O presidente parece ter abandonado a promessa de campanha de fazer uma “nova política”. A busca por maior apoio político e a tentativa de melhorar sua popularidade em ano pré-eleitoral, oferecendo mundos e fundos, agora esbarra numa antes inexistente restrição orçamentária: o teto dos gastos. O cobertor está ainda mais curto. Nas atuais condições, pequenos erros na política econômica custarão muito caro, econômica e politicamente.

Na política externa, o Brasil foi um dos últimos a reconhecer a vitória de Biden. E a inexistência de uma política positiva em defesa do meio ambiente continua prejudicando os investimentos externos. O resultado efetivo dessa política já se refletiu numa queda de 50% nos investimentos diretos entre 2019 e 2020, em meio também aos efeitos da pandemia.

Então, em meados de janeiro, como que caindo na realidade, os mercados financeiros corrigiram parte dos excessos: o Ibovespa recuou para 115 mil pontos ao final do mês e o câmbio passou a operar nas proximidades de R$ 5,50 por dólar.

A inflação ainda mostra sinais de persistência acima do esperado, o que deve levar o Banco Central a antecipar a alta da taxa Selic, o que, por sua vez, terá, mais do que nunca, duras implicações fiscais. Com o encurtamento dos prazos dos títulos em 2020, e com uma parcela maior da dívida indexada à Selic (quase 35% do total), o contágio da política monetária sobre a política fiscal será maior do que já foi no passado. Elevações na Selic vão levar a aumento de déficit nominal, que será tanto maior quanto menor for a capacidade do governo de diminuir o déficit primário.

A Tendências projeta déficit primário de 2,1% do PIB e déficit nominal próximo de 5% do PIB neste ano.

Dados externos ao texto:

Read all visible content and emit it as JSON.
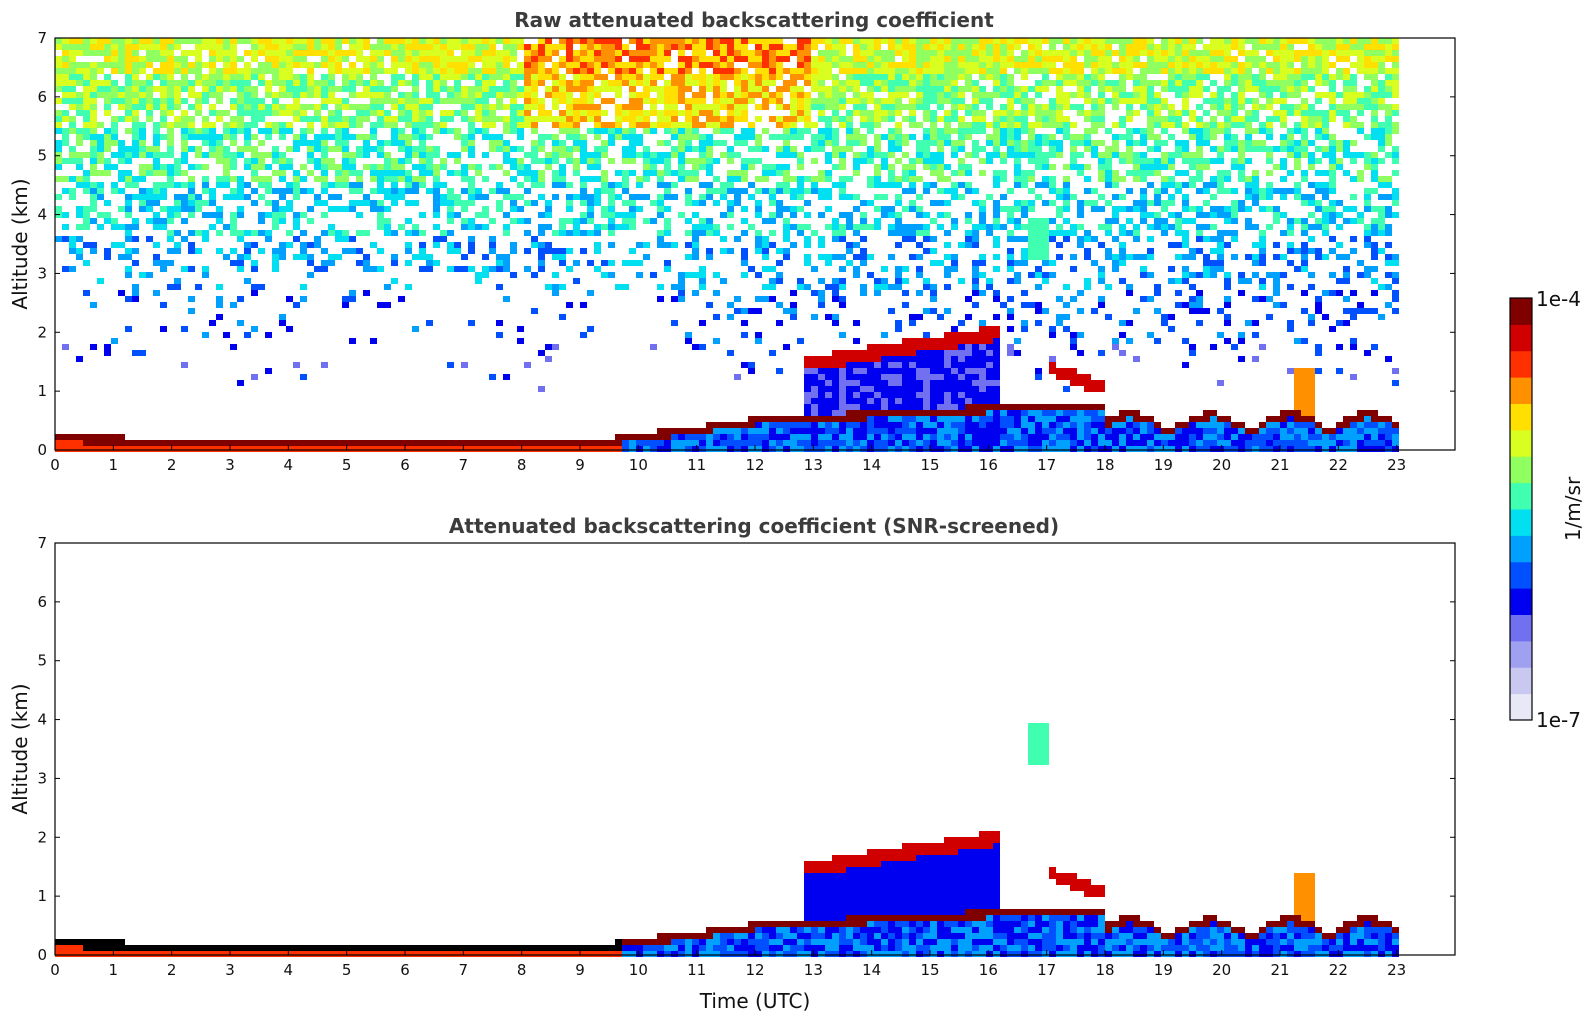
{
  "chart_data": [
    {
      "type": "heatmap",
      "title": "Raw attenuated backscattering coefficient",
      "xlabel": "",
      "ylabel": "Altitude (km)",
      "xlim": [
        0,
        24
      ],
      "ylim": [
        0,
        7
      ],
      "xticks": [
        "0",
        "1",
        "2",
        "3",
        "4",
        "5",
        "6",
        "7",
        "8",
        "9",
        "10",
        "11",
        "12",
        "13",
        "14",
        "15",
        "16",
        "17",
        "18",
        "19",
        "20",
        "21",
        "22",
        "23"
      ],
      "yticks": [
        "0",
        "1",
        "2",
        "3",
        "4",
        "5",
        "6",
        "7"
      ],
      "data_end_hour": 23,
      "features": [
        {
          "label": "boundary layer top",
          "x": [
            0,
            2,
            4,
            6,
            8,
            9,
            10,
            11,
            12
          ],
          "y": [
            0.25,
            0.18,
            0.15,
            0.14,
            0.18,
            0.17,
            0.2,
            0.35,
            0.5
          ]
        },
        {
          "label": "aerosol layer",
          "x": [
            12.8,
            13.5,
            14.5,
            15.5,
            16.1
          ],
          "y": [
            1.45,
            1.5,
            1.55,
            1.7,
            2.0
          ]
        },
        {
          "label": "cloud patch",
          "x": [
            16.8,
            17.0
          ],
          "y": [
            3.5,
            3.6
          ]
        },
        {
          "label": "layer",
          "x": [
            17.0,
            17.5,
            18.0
          ],
          "y": [
            1.4,
            1.25,
            1.05
          ]
        },
        {
          "label": "noisy high-altitude signal",
          "x": [
            0,
            23
          ],
          "y": [
            3,
            7
          ]
        }
      ]
    },
    {
      "type": "heatmap",
      "title": "Attenuated backscattering coefficient (SNR-screened)",
      "xlabel": "Time (UTC)",
      "ylabel": "Altitude (km)",
      "xlim": [
        0,
        24
      ],
      "ylim": [
        0,
        7
      ],
      "xticks": [
        "0",
        "1",
        "2",
        "3",
        "4",
        "5",
        "6",
        "7",
        "8",
        "9",
        "10",
        "11",
        "12",
        "13",
        "14",
        "15",
        "16",
        "17",
        "18",
        "19",
        "20",
        "21",
        "22",
        "23"
      ],
      "yticks": [
        "0",
        "1",
        "2",
        "3",
        "4",
        "5",
        "6",
        "7"
      ],
      "data_end_hour": 23,
      "features": [
        {
          "label": "boundary layer top",
          "x": [
            0,
            2,
            4,
            6,
            8,
            9,
            10,
            11,
            12
          ],
          "y": [
            0.25,
            0.18,
            0.15,
            0.14,
            0.18,
            0.17,
            0.2,
            0.35,
            0.5
          ]
        },
        {
          "label": "aerosol layer",
          "x": [
            12.8,
            13.5,
            14.5,
            15.5,
            16.1
          ],
          "y": [
            1.45,
            1.5,
            1.55,
            1.7,
            2.0
          ]
        },
        {
          "label": "cloud patch",
          "x": [
            16.8,
            17.0
          ],
          "y": [
            3.5,
            3.6
          ]
        }
      ]
    }
  ],
  "colorbar": {
    "max_label": "1e-4",
    "min_label": "1e-7",
    "unit_label": "1/m/sr",
    "scale": "log",
    "colormap": "jet",
    "colors": [
      "#e8e8f6",
      "#c8c8f0",
      "#a0a0f0",
      "#7070f0",
      "#0000f0",
      "#0050ff",
      "#00a0ff",
      "#00e0f0",
      "#40ffb0",
      "#90ff60",
      "#d8ff20",
      "#ffe000",
      "#ff9000",
      "#ff3000",
      "#d00000",
      "#800000"
    ]
  }
}
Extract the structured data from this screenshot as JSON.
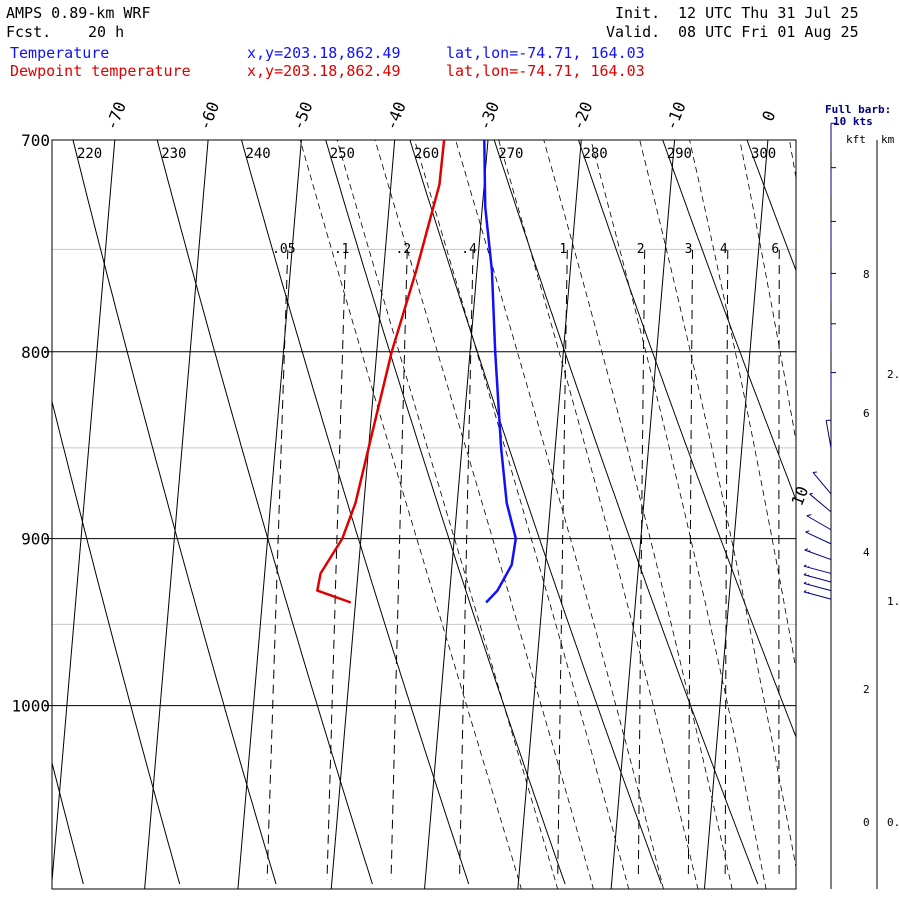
{
  "header": {
    "model": "AMPS 0.89-km WRF",
    "fcst_label": "Fcst.",
    "fcst_value": "20 h",
    "init_label": "Init.",
    "init_value": "12 UTC Thu 31 Jul 25",
    "valid_label": "Valid.",
    "valid_value": "08 UTC Fri 01 Aug 25"
  },
  "legend": [
    {
      "name": "Temperature",
      "xy": "x,y=203.18,862.49",
      "latlon": "lat,lon=-74.71, 164.03",
      "color": "#1010ff"
    },
    {
      "name": "Dewpoint temperature",
      "xy": "x,y=203.18,862.49",
      "latlon": "lat,lon=-74.71, 164.03",
      "color": "#e00000"
    }
  ],
  "barb_scale": {
    "line1": "Full barb:",
    "line2": "10 kts"
  },
  "height_axis": {
    "kft_label": "kft",
    "km_label": "km",
    "kft_ticks": [
      "8",
      "6",
      "4",
      "2",
      "0"
    ],
    "km_ticks": [
      "2.",
      "1.",
      "0."
    ]
  },
  "chart_data": {
    "type": "line",
    "title": "AMPS 0.89-km WRF",
    "y_axis": {
      "quantity": "pressure (hPa)",
      "log_scale": true,
      "inverted": true,
      "range": [
        1040,
        700
      ],
      "ticks": [
        700,
        800,
        900,
        1000
      ]
    },
    "x_axis": {
      "quantity": "temperature (°C), skewed",
      "top_tick_labels": [
        "-70",
        "-60",
        "-50",
        "-40",
        "-30",
        "-20",
        "-10",
        "0"
      ],
      "right_tick_labels": [
        "10"
      ]
    },
    "isotherm_ticks_c": [
      -70,
      -60,
      -50,
      -40,
      -30,
      -20,
      -10,
      0,
      10
    ],
    "dry_adiabat_labels_k": [
      "220",
      "230",
      "240",
      "250",
      "260",
      "270",
      "280",
      "290",
      "300"
    ],
    "mixing_ratio_labels_gkg": [
      ".05",
      ".1",
      ".2",
      ".4",
      "1",
      "2",
      "3",
      "4",
      "6"
    ],
    "mixing_ratio_values_gkg": [
      0.05,
      0.1,
      0.2,
      0.4,
      1,
      2,
      3,
      4,
      6
    ],
    "moist_adiabat_theta_w_k": [
      246,
      250,
      254,
      258,
      262,
      266,
      270,
      274,
      278,
      282,
      286,
      290,
      294,
      298
    ],
    "grid": {
      "major_pressure": [
        800,
        900,
        1000
      ],
      "minor_pressure": [
        750,
        850,
        950
      ]
    },
    "series": [
      {
        "name": "Temperature",
        "color": "#1010ff",
        "points": [
          {
            "p": 937,
            "t": -26.0
          },
          {
            "p": 930,
            "t": -24.9
          },
          {
            "p": 915,
            "t": -23.6
          },
          {
            "p": 900,
            "t": -23.4
          },
          {
            "p": 880,
            "t": -24.7
          },
          {
            "p": 850,
            "t": -25.8
          },
          {
            "p": 800,
            "t": -27.3
          },
          {
            "p": 760,
            "t": -28.4
          },
          {
            "p": 730,
            "t": -29.7
          },
          {
            "p": 700,
            "t": -30.4
          }
        ]
      },
      {
        "name": "Dewpoint temperature",
        "color": "#e00000",
        "points": [
          {
            "p": 937,
            "t": -40.5
          },
          {
            "p": 930,
            "t": -44.2
          },
          {
            "p": 920,
            "t": -44.0
          },
          {
            "p": 900,
            "t": -42.0
          },
          {
            "p": 880,
            "t": -40.9
          },
          {
            "p": 850,
            "t": -40.0
          },
          {
            "p": 800,
            "t": -38.4
          },
          {
            "p": 760,
            "t": -36.5
          },
          {
            "p": 720,
            "t": -34.8
          },
          {
            "p": 700,
            "t": -34.7
          }
        ]
      }
    ],
    "wind_barbs": [
      {
        "p": 935,
        "speed_kt": 15,
        "dir_deg": 255
      },
      {
        "p": 930,
        "speed_kt": 15,
        "dir_deg": 255
      },
      {
        "p": 925,
        "speed_kt": 15,
        "dir_deg": 255
      },
      {
        "p": 920,
        "speed_kt": 15,
        "dir_deg": 255
      },
      {
        "p": 912,
        "speed_kt": 15,
        "dir_deg": 250
      },
      {
        "p": 903,
        "speed_kt": 10,
        "dir_deg": 245
      },
      {
        "p": 895,
        "speed_kt": 10,
        "dir_deg": 240
      },
      {
        "p": 885,
        "speed_kt": 5,
        "dir_deg": 230
      },
      {
        "p": 875,
        "speed_kt": 5,
        "dir_deg": 220
      },
      {
        "p": 850,
        "speed_kt": 5,
        "dir_deg": 190
      },
      {
        "p": 825,
        "speed_kt": 5,
        "dir_deg": 180
      },
      {
        "p": 800,
        "speed_kt": 5,
        "dir_deg": 180
      },
      {
        "p": 775,
        "speed_kt": 5,
        "dir_deg": 180
      },
      {
        "p": 750,
        "speed_kt": 5,
        "dir_deg": 180
      },
      {
        "p": 725,
        "speed_kt": 5,
        "dir_deg": 180
      },
      {
        "p": 705,
        "speed_kt": 5,
        "dir_deg": 180
      }
    ]
  }
}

Mas a projeção tem viés de piora em razão dos crescentes riscos mencionados, principalmente relacionados à insolvência fiscal.

No cenário pessimista da Tendências, em que o populismo econômico impera, com a flexibilização do teto dos gastos para acomodar despesas com transferência social e ampliação dos investimentos públicos, entraríamos claramente numa rota de insustentabilidade fiscal, em que a dívida bruta cresceria todos os anos no horizonte de uma década.

É fato que, com o resultado favorável ao Planalto das eleições na Câmara e no Senado, abre-se uma janela de oportunidade para encaminhamento da agenda econômica. Se não aproveitarmos essa janela e trilharmos o caminho da irresponsabilidade fiscal, o novo presidente a partir de 2023, seja quem for, terá um trabalho hercúleo e politicamente ingrato para evitar um desastre fiscal para o País. Avançar na linha da irresponsabilidade levará a um resultado já conhecido: aumento da percepção de risco, maior depreciação cambial, perda de confiança na estabilidade macroeconômica, menor crescimento e aceleração inflacionária. Conta a ser paga por todos, especialmente pelos mais pobres.